British pork jerky snack

Peperami is a pork jerky snack manufactured by Jack Link's. It is manufactured in Ansbach, Germany, and sold in the United Kingdom, Mexico and Ireland, across multiples and independent retailers.

The snack has multiple variants made with pork, and Peperami launched a beef variant in 2017. A Peperami and Cheese Snack Box was added to the range in November 2018 and Peperami also launched a chicken variant called "Pep'd up Chicken Bites" in April 2019.

== History ==
Peperami was introduced in 1979 and was previously owned by Unilever within their larger global meat snacking portfolio. Citing a struggle to make meat-snacking fit within its global portfolio, Unilever announced on 21 February 2014 that it had signed a definitive agreement for the sale of its meat snacks business to Jack Link's, for an undisclosed amount. The sale included the brands BiFi, sold in Germany, and Peperami, which retails in the UK, Mexico and Ireland.

== Product portfolio ==

| Product | Varieties |
|---|---|
| Original | Minis; Singles; 6 pack; Bunch of 5's; Snack Pack |
| Hot | Singles; 5 pack |
| Firestick | Singles; 5 pack |
| Tex Mex | Singles; 5 pack; Snack Pack |
| Beef | Singles; 3 pack |
| Peperami & Cheese Snack Box | 50 g Snack Box |
| Chorizo | Singles; 5 pack |
| Chicken Bites | Singles; 4 pack |

== Animal ==
The Peperami "Animal" has been the face of the Peperami brand since the early 1990s. The anthropomorphised sausage stick was created by Lowe and introduced in a 1993 television advertisement, accompanied by the strapline “Peperami, it’s a bit of an animal” (or some variation thereof). In 1996 a point and click PC-game called Animal was released.

Originally voiced by comedian Adrian Edmondson and animated in stop motion (by Loose Moose Productions in early 90s), the mascot was a continual presence in advertising between 1993 and 2014. The ‘Animal’ mascot returned to television campaigns in 2015 in CGI form.

In 2017, a new version of the Animal character – Beef – was introduced to announce the arrival of a new beef variation of Peperami.
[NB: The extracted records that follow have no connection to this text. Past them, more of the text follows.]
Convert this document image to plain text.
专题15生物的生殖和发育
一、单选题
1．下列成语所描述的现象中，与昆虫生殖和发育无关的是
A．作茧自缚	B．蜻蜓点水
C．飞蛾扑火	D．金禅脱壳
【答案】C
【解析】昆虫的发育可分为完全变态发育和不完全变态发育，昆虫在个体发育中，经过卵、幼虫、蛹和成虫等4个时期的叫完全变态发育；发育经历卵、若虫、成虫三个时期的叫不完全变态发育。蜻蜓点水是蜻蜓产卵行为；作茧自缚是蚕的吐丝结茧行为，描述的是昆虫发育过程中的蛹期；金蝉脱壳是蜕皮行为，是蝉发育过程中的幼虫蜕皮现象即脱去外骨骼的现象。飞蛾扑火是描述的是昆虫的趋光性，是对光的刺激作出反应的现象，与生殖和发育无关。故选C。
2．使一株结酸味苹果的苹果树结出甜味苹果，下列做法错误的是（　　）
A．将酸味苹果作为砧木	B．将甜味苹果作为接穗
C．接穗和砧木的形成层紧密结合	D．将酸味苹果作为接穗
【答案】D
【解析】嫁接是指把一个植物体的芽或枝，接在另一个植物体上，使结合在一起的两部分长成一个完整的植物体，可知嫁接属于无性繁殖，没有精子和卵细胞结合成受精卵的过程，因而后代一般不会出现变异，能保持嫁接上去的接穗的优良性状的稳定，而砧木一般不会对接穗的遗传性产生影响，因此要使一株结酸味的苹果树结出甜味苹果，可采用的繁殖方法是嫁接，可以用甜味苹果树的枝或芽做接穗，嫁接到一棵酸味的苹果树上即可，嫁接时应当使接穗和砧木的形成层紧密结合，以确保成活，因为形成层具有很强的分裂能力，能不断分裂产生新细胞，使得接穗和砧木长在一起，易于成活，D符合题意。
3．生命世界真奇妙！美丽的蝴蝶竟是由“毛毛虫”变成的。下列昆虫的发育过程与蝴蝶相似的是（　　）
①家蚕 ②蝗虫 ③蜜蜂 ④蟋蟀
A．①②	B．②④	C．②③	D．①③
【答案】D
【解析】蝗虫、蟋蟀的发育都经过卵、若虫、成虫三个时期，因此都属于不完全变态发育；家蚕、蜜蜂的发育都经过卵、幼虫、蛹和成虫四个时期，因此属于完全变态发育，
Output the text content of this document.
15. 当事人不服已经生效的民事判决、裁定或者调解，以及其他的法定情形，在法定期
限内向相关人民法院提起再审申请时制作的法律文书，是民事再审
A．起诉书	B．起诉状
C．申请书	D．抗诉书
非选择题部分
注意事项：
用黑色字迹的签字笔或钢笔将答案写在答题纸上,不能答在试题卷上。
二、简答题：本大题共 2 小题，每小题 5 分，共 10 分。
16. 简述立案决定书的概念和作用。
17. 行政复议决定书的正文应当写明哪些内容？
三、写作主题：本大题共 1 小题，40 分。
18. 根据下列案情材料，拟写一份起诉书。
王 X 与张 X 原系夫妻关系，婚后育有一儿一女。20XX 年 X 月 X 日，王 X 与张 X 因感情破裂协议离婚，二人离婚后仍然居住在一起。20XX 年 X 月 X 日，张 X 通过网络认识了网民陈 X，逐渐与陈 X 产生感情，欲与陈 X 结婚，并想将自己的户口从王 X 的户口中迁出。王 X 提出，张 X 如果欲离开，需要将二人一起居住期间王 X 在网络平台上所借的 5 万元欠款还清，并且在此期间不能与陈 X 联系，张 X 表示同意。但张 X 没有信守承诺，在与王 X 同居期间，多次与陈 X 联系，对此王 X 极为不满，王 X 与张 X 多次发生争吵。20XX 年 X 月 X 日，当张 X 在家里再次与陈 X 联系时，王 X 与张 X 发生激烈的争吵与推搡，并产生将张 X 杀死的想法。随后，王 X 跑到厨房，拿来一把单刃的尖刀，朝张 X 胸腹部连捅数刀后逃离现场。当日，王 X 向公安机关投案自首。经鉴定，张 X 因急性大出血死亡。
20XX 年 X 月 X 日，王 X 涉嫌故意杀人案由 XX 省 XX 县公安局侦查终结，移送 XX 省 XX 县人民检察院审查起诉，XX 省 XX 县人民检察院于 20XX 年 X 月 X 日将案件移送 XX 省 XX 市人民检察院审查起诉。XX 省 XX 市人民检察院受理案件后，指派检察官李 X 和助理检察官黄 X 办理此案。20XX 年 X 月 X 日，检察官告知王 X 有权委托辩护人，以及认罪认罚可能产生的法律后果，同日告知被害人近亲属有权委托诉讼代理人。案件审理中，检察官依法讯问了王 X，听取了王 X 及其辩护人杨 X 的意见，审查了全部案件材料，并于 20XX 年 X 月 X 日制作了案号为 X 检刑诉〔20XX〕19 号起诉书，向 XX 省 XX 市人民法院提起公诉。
Beef Animal first appeared in media in 2018. When the Chicken Bites were introduced, a Chicken Animal was introduced as well.

==Advertising==

In recent years Peperami has run a number of campaigns and partnerships to relaunch Animal. These have included a 2016 partnership with the Angry Birds film and a 2018 promotional partnership with Merlin Entertainment, specifically their Thorpe Park and Alton Towers theme parks. In addition, the brand has launched several stunts to create media pick up around the mascot – both pork and beef.
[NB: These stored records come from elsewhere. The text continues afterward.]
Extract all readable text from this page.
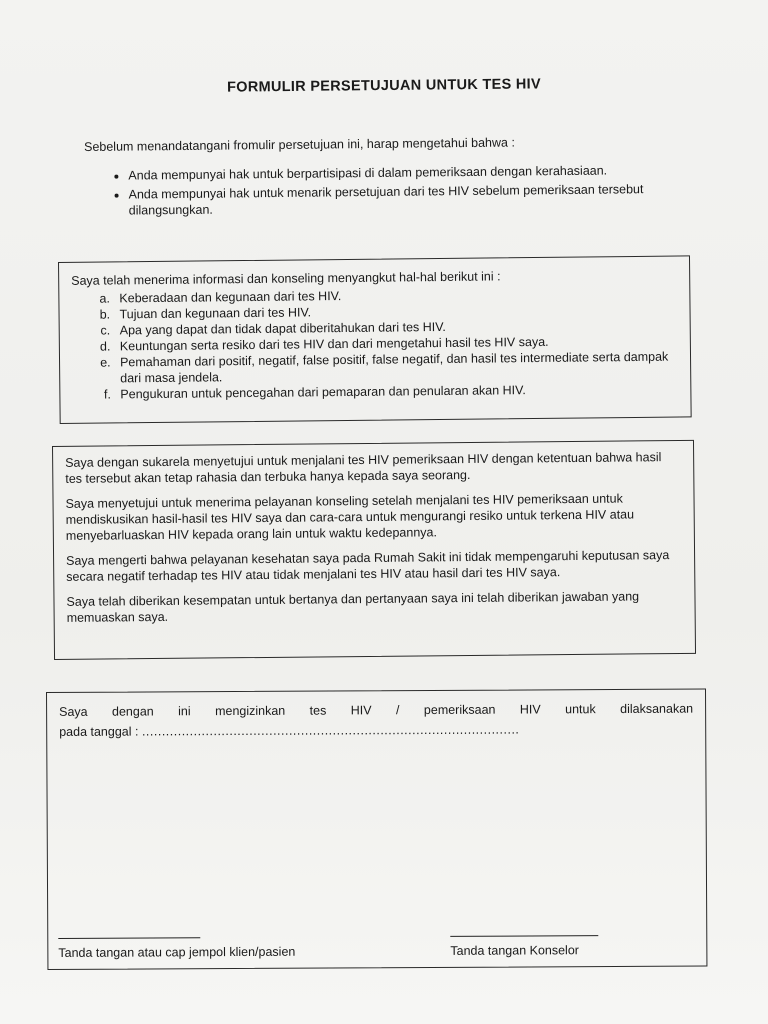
FORMULIR PERSETUJUAN UNTUK TES HIV
Sebelum menandatangani fromulir persetujuan ini, harap mengetahui bahwa :
• Anda mempunyai hak untuk berpartisipasi di dalam pemeriksaan dengan kerahasiaan.
• Anda mempunyai hak untuk menarik persetujuan dari tes HIV sebelum pemeriksaan tersebut dilangsungkan.
Saya telah menerima informasi dan konseling menyangkut hal-hal berikut ini :
a. Keberadaan dan kegunaan dari tes HIV.
b. Tujuan dan kegunaan dari tes HIV.
c. Apa yang dapat dan tidak dapat diberitahukan dari tes HIV.
d. Keuntungan serta resiko dari tes HIV dan dari mengetahui hasil tes HIV saya.
e. Pemahaman dari positif, negatif, false positif, false negatif, dan hasil tes intermediate serta dampak dari masa jendela.
f. Pengukuran untuk pencegahan dari pemaparan dan penularan akan HIV.

Saya dengan sukarela menyetujui untuk menjalani tes HIV pemeriksaan HIV dengan ketentuan bahwa hasil tes tersebut akan tetap rahasia dan terbuka hanya kepada saya seorang.

Saya menyetujui untuk menerima pelayanan konseling setelah menjalani tes HIV pemeriksaan untuk mendiskusikan hasil-hasil tes HIV saya dan cara-cara untuk mengurangi resiko untuk terkena HIV atau menyebarluaskan HIV kepada orang lain untuk waktu kedepannya.

Saya mengerti bahwa pelayanan kesehatan saya pada Rumah Sakit ini tidak mempengaruhi keputusan saya secara negatif terhadap tes HIV atau tidak menjalani tes HIV atau hasil dari tes HIV saya.

Saya telah diberikan kesempatan untuk bertanya dan pertanyaan saya ini telah diberikan jawaban yang memuaskan saya.

Saya dengan ini mengizinkan tes HIV / pemeriksaan HIV untuk dilaksanakan

pada tanggal : ...............................................................................................

Tanda tangan atau cap jempol klien/pasien	Tanda tangan Konselor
Most recently in 2018, Peperami have launched a media campaign with the tag line ‘Brothers From Another Mother’ promoting Original and Beef Animals. This is the first time the two Animals have been placed together within environmental or TV media.

==Meat content==

In 2003, in an effort to retain appeal with a more health-conscious market, Unilever worked to revise the Peperami formula to produce a product with a reduction in fat, saturated fat and salt content.